The law gives you the right to a trial during which your peers in the community will listen to the facts of your case and review the evidence presented to support your claim. But, what most people know about a jury trial is what they see on television dramas or snippets during a news broadcast. These sources give most people a distorted view of what a jury trial looks like, and your attorney will help prepare you for the real deal.

Before trial, your jury trial lawyer will advise you on the basics of courtroom procedure and go over your testimony with you. Your attorney will go over the clothes you should wear, the steps that will occur in the courtroom, and the evidence you will present to the court. You will have plenty of questions, and your attorney should answer them to your satisfaction. You will also practice your testimony, and your attorney will prepare you for cross-examination by the opposing counsel.
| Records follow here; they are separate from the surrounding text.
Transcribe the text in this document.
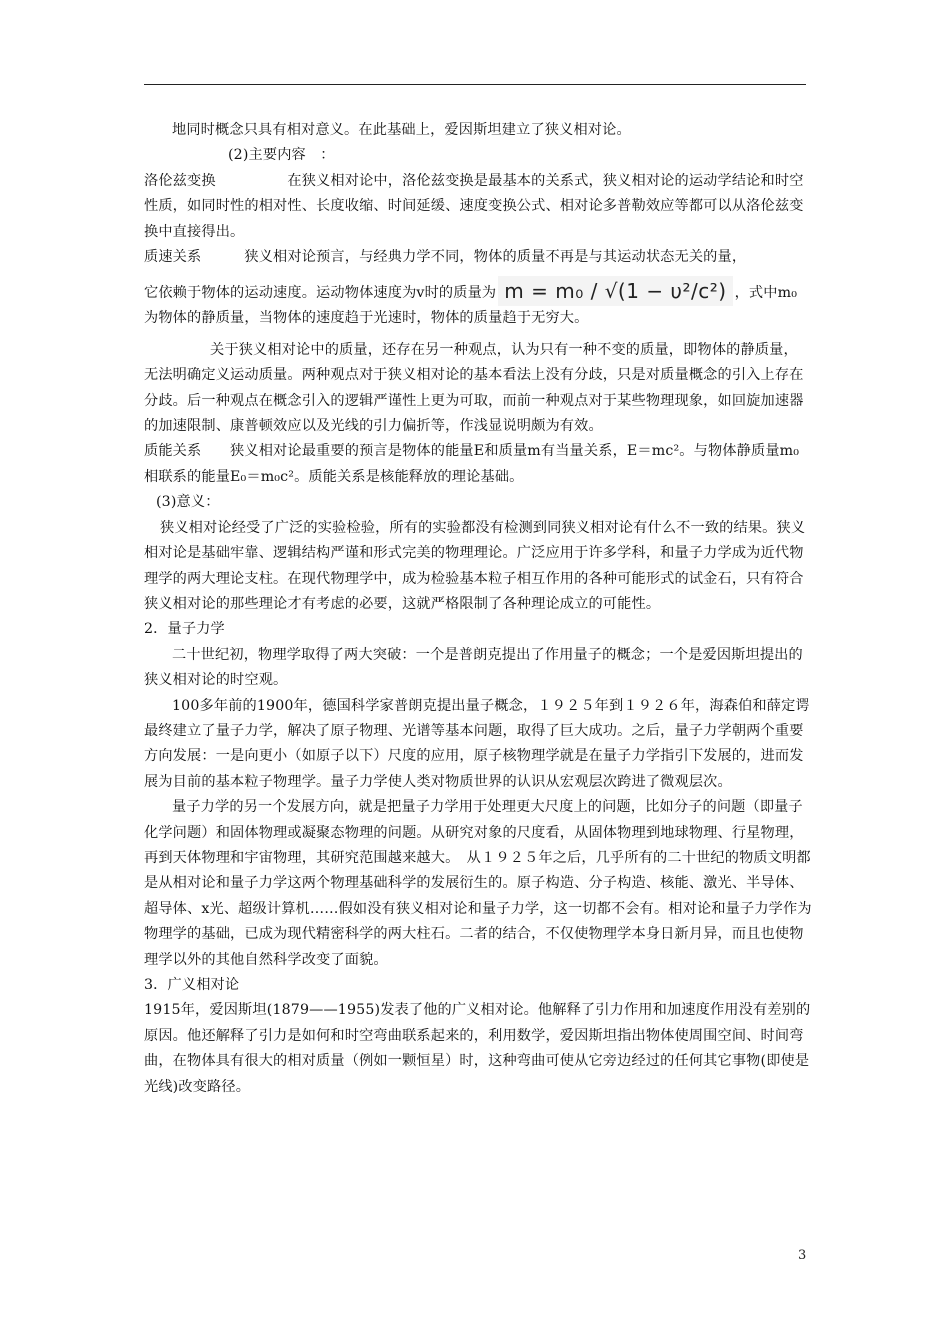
地同时概念只具有相对意义。在此基础上，爱因斯坦建立了狭义相对论。

(2)主要内容　：

洛伦兹变换　　　　　在狭义相对论中，洛伦兹变换是最基本的关系式，狭义相对论的运动学结论和时空性质，如同时性的相对性、长度收缩、时间延缓、速度变换公式、相对论多普勒效应等都可以从洛伦兹变换中直接得出。

质速关系　　　狭义相对论预言，与经典力学不同，物体的质量不再是与其运动状态无关的量，

它依赖于物体的运动速度。运动物体速度为v时的质量为 m = m₀ / √(1 − υ²/c²) ，式中m₀

为物体的静质量，当物体的速度趋于光速时，物体的质量趋于无穷大。

关于狭义相对论中的质量，还存在另一种观点，认为只有一种不变的质量，即物体的静质量，无法明确定义运动质量。两种观点对于狭义相对论的基本看法上没有分歧，只是对质量概念的引入上存在分歧。后一种观点在概念引入的逻辑严谨性上更为可取，而前一种观点对于某些物理现象，如回旋加速器的加速限制、康普顿效应以及光线的引力偏折等，作浅显说明颇为有效。

质能关系　　狭义相对论最重要的预言是物体的能量E和质量m有当量关系，E＝mc²。与物体静质量m₀相联系的能量E₀＝m₀c²。质能关系是核能释放的理论基础。

(3)意义：

狭义相对论经受了广泛的实验检验，所有的实验都没有检测到同狭义相对论有什么不一致的结果。狭义相对论是基础牢靠、逻辑结构严谨和形式完美的物理理论。广泛应用于许多学科，和量子力学成为近代物理学的两大理论支柱。在现代物理学中，成为检验基本粒子相互作用的各种可能形式的试金石，只有符合狭义相对论的那些理论才有考虑的必要，这就严格限制了各种理论成立的可能性。

2．量子力学

二十世纪初，物理学取得了两大突破：一个是普朗克提出了作用量子的概念；一个是爱因斯坦提出的狭义相对论的时空观。

100多年前的1900年，德国科学家普朗克提出量子概念，１９２５年到１９２６年，海森伯和薛定谔最终建立了量子力学，解决了原子物理、光谱等基本问题，取得了巨大成功。之后，量子力学朝两个重要方向发展：一是向更小（如原子以下）尺度的应用，原子核物理学就是在量子力学指引下发展的，进而发展为目前的基本粒子物理学。量子力学使人类对物质世界的认识从宏观层次跨进了微观层次。

量子力学的另一个发展方向，就是把量子力学用于处理更大尺度上的问题，比如分子的问题（即量子化学问题）和固体物理或凝聚态物理的问题。从研究对象的尺度看，从固体物理到地球物理、行星物理，再到天体物理和宇宙物理，其研究范围越来越大。　从１９２５年之后，几乎所有的二十世纪的物质文明都是从相对论和量子力学这两个物理基础科学的发展衍生的。原子构造、分子构造、核能、激光、半导体、超导体、x光、超级计算机……假如没有狭义相对论和量子力学，这一切都不会有。相对论和量子力学作为物理学的基础，已成为现代精密科学的两大柱石。二者的结合，不仅使物理学本身日新月异，而且也使物理学以外的其他自然科学改变了面貌。

3．广义相对论

1915年，爱因斯坦(1879——1955)发表了他的广义相对论。他解释了引力作用和加速度作用没有差别的原因。他还解释了引力是如何和时空弯曲联系起来的，利用数学，爱因斯坦指出物体使周围空间、时间弯曲，在物体具有很大的相对质量（例如一颗恒星）时，这种弯曲可使从它旁边经过的任何其它事物(即使是光线)改变路径。

3
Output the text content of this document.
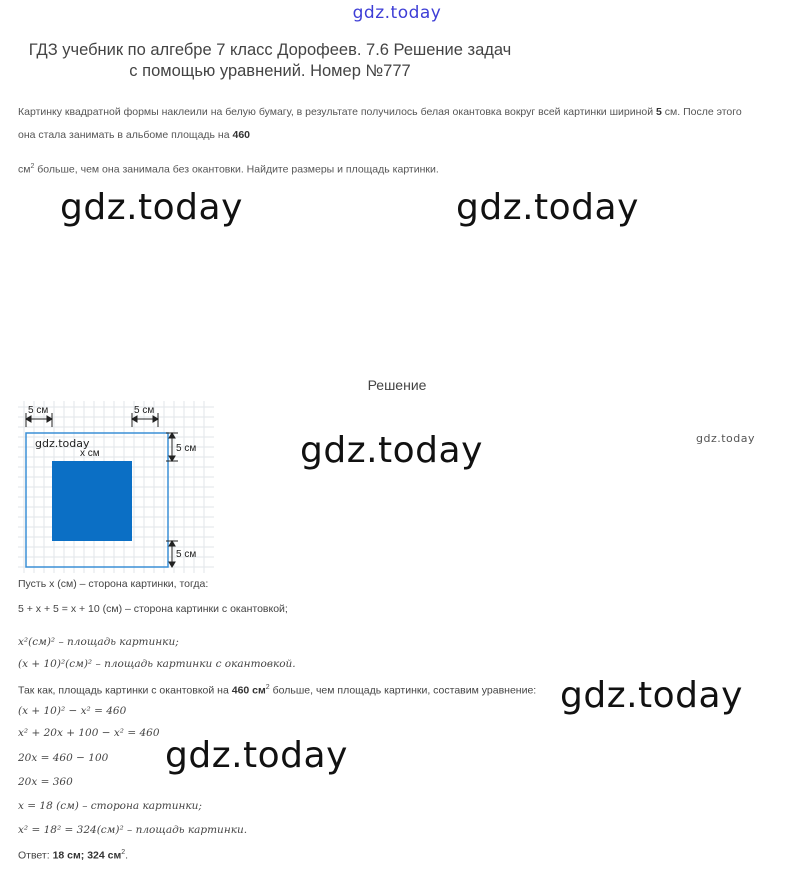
gdz.today
ГДЗ учебник по алгебре 7 класс Дорофеев. 7.6 Решение задач
с помощью уравнений. Номер №777
Картинку квадратной формы наклеили на белую бумагу, в результате получилось белая окантовка вокруг всей картинки шириной 5 см. После этого
она стала занимать в альбоме площадь на 460
$см^2$ больше, чем она занимала без окантовки. Найдите размеры и площадь картинки.
gdz.today	gdz.today
Решение
5 см	5 см
5 см
5 см
x см
gdz.today	gdz.today	gdz.today
Пусть x (см) – сторона картинки, тогда:
5 + x + 5 = x + 10 (см) – сторона картинки с окантовкой;
x²(см)² – площадь картинки;
(x + 10)²(см)² – площадь картинки с окантовкой.
Так как, площадь картинки с окантовкой на 460 $см^2$ больше, чем площадь картинки, составим уравнение:
(x + 10)² − x² = 460
x² + 20x + 100 − x² = 460
20x = 460 − 100
20x = 360
x = 18 (см) – сторона картинки;
x² = 18² = 324(см)² – площадь картинки.
Ответ: 18 см; 324 $см^2$.
gdz.today
gdz.today
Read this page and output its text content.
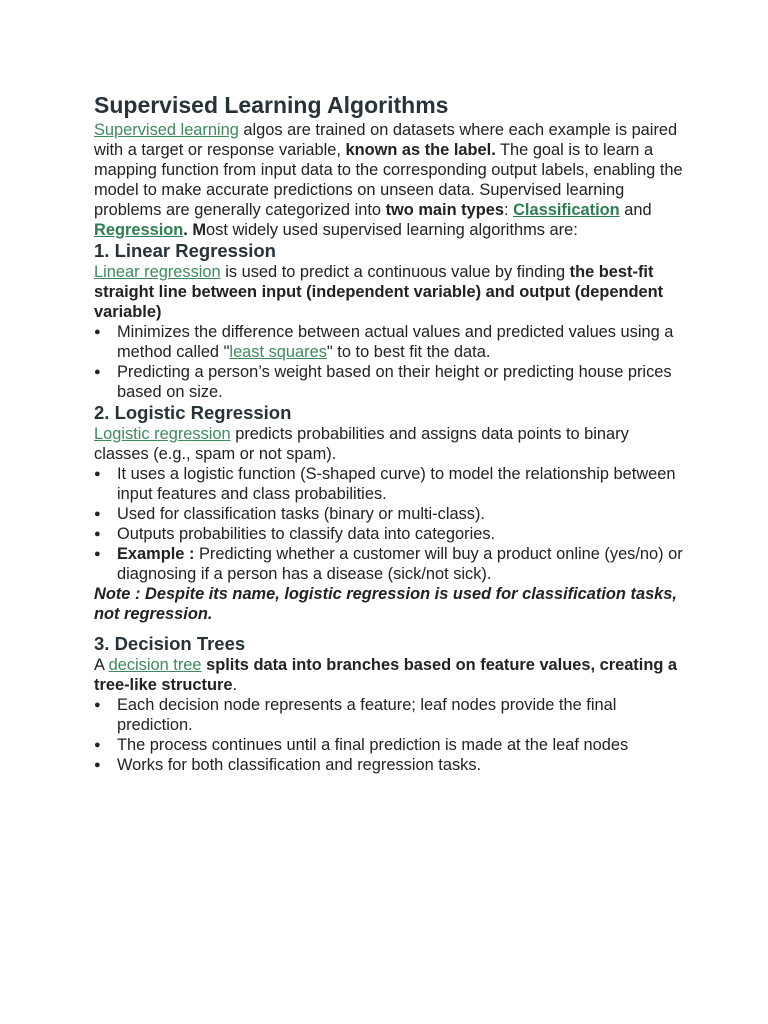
Supervised Learning Algorithms

Supervised learning algos are trained on datasets where each example is paired with a target or response variable, known as the label. The goal is to learn a mapping function from input data to the corresponding output labels, enabling the model to make accurate predictions on unseen data. Supervised learning problems are generally categorized into two main types: Classification and Regression. Most widely used supervised learning algorithms are:

1. Linear Regression

Linear regression is used to predict a continuous value by finding the best-fit straight line between input (independent variable) and output (dependent variable)

● Minimizes the difference between actual values and predicted values using a method called "least squares" to to best fit the data.
● Predicting a person’s weight based on their height or predicting house prices based on size.
2. Logistic Regression

Logistic regression predicts probabilities and assigns data points to binary classes (e.g., spam or not spam).

● It uses a logistic function (S-shaped curve) to model the relationship between input features and class probabilities.
● Used for classification tasks (binary or multi-class).
● Outputs probabilities to classify data into categories.
● Example : Predicting whether a customer will buy a product online (yes/no) or diagnosing if a person has a disease (sick/not sick).

Note : Despite its name, logistic regression is used for classification tasks, not regression.

3. Decision Trees

A decision tree splits data into branches based on feature values, creating a tree-like structure.

● Each decision node represents a feature; leaf nodes provide the final prediction.
● The process continues until a final prediction is made at the leaf nodes
● Works for both classification and regression tasks.
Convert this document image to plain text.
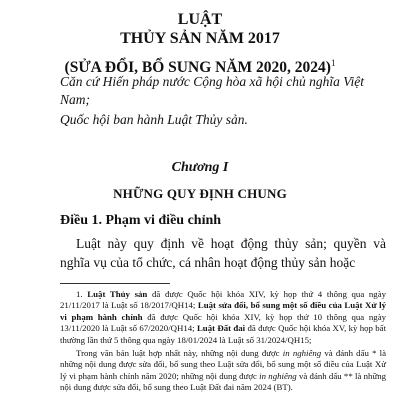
LUẬT
THỦY SẢN NĂM 2017
(SỬA ĐỔI, BỔ SUNG NĂM 2020, 2024)$^1$
Căn cứ Hiến pháp nước Cộng hòa xã hội chủ nghĩa Việt Nam;
Quốc hội ban hành Luật Thủy sản.
Chương I
NHỮNG QUY ĐỊNH CHUNG
Điều 1. Phạm vi điều chỉnh
Luật này quy định về hoạt động thủy sản; quyền và nghĩa vụ của tổ chức, cá nhân hoạt động thủy sản hoặc
1. Luật Thủy sản đã được Quốc hội khóa XIV, kỳ họp thứ 4 thông qua ngày 21/11/2017 là Luật số 18/2017/QH14; Luật sửa đổi, bổ sung một số điều của Luật Xử lý vi phạm hành chính đã được Quốc hội khóa XIV, kỳ họp thứ 10 thông qua ngày 13/11/2020 là Luật số 67/2020/QH14; Luật Đất đai đã được Quốc hội khóa XV, kỳ họp bất thường lần thứ 5 thông qua ngày 18/01/2024 là Luật số 31/2024/QH15;
Trong văn bản luật hợp nhất này, những nội dung được in nghiêng và đánh dấu * là những nội dung được sửa đổi, bổ sung theo Luật sửa đổi, bổ sung một số điều của Luật Xử lý vi phạm hành chính năm 2020; những nội dung được in nghiêng và đánh dấu ** là những nội dung được sửa đổi, bổ sung theo Luật Đất đai năm 2024 (BT).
Juror selection will take place at the start of your trial. During this process, both attorneys have an opportunity to question prospective jurors and select individuals who are sympathetic to their position. This process is relatively short and can take as short as a few hours or as long as a few days for a personal injury case. Jury selection can also occur at the same time that attorneys meet with the judge to determine the status of evidentiary issues, courtroom procedures, and any stipulations that the attorneys want to request.

Once the jury is selected and other issues are sorted out, the trial will begin. Most personal injury trials take between three days and two weeks to complete. Your attorney will give you an estimate of how long they expect the trial to last before it begins.

Finally, the jury will reach what is known as a determination of liability and deliver it to the court. If they find in your favor, they will then retire from the court and determine how much to award in compensation. In Texas, both the judge and jury can control how much they choose to award, and the judge can reduce (remittitur) or increase (additur) the amount the jury recommends.